The ML algorithms have recently shown tremendous utilities in human disease epidemiology including infectious diseases [15], risk factor prediction [16], patient classification [17], antigen prediction [18], vaccine candidate selection [19], virus typing [20], fungus species prediction [21], microbial community prediction [22], DNA-binding protein prediction [23], etc. Previous studies also indicated that ML models provided competitive or even better results in disease epidemiology than the traditional methods [24]. The reason may be attributed to flexibility nature of the ML models and requirement of fewer assumptions, typically functioning in nonparametric or semi-parametric environment [23]. Nevertheless, the application of ML in animal infectious disease management is at nascent state, which requires novel computational solutions.

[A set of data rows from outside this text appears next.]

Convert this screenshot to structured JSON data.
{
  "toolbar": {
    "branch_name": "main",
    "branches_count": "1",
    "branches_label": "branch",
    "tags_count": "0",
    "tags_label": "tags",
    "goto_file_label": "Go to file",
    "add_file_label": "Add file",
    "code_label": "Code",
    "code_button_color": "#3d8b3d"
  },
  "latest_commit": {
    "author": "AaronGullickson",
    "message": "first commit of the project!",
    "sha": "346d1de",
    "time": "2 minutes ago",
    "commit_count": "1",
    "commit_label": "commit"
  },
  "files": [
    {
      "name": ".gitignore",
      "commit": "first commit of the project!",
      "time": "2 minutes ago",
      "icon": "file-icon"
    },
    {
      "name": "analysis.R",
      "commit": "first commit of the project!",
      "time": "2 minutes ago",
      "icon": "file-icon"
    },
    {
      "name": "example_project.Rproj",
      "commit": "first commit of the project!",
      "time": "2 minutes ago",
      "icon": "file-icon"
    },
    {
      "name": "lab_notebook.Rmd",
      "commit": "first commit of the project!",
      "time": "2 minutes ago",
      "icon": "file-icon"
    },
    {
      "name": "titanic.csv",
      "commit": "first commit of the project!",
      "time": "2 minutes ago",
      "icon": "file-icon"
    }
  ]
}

The current molecular epidemiology approaches for the FMD virus including serotyping are largely biological in nature, which are time-consuming and risky. Besides, for analysing sequence data to identify genetic groups (i.e. topotype and lineage), skilled manpower is required. So far, no computational tool is available for molecular epidemiology of the FMD virus, though it is a serious disease posing a grave threat to the livestock sectors across the world. To address this gap, we propose a novel computational approach and a web-server called MolEpidPred, which is designed to predict the serotypes, topotypes, and lineages of FMD virus isolates using VP1 nucleotide sequence data. The developed approach employs the ML strategies in three stages utilizing sequence-based features as inputs. The performance of the developed approach is evaluated on independent multiple secondary and primary wet-lab datasets. The researchers can access to the developed approach via a freely available user-friendly web-server.
Materials and methods
Data source
In this study, we used two types of data, namely secondary data and wet-lab generated data for model building and validation, respectively. The former category of data was collected from the public domain databases (i.e. NCBI, WRLFMD), while for the latter category, the data generated from field samples at the ICFMD laboratory were used.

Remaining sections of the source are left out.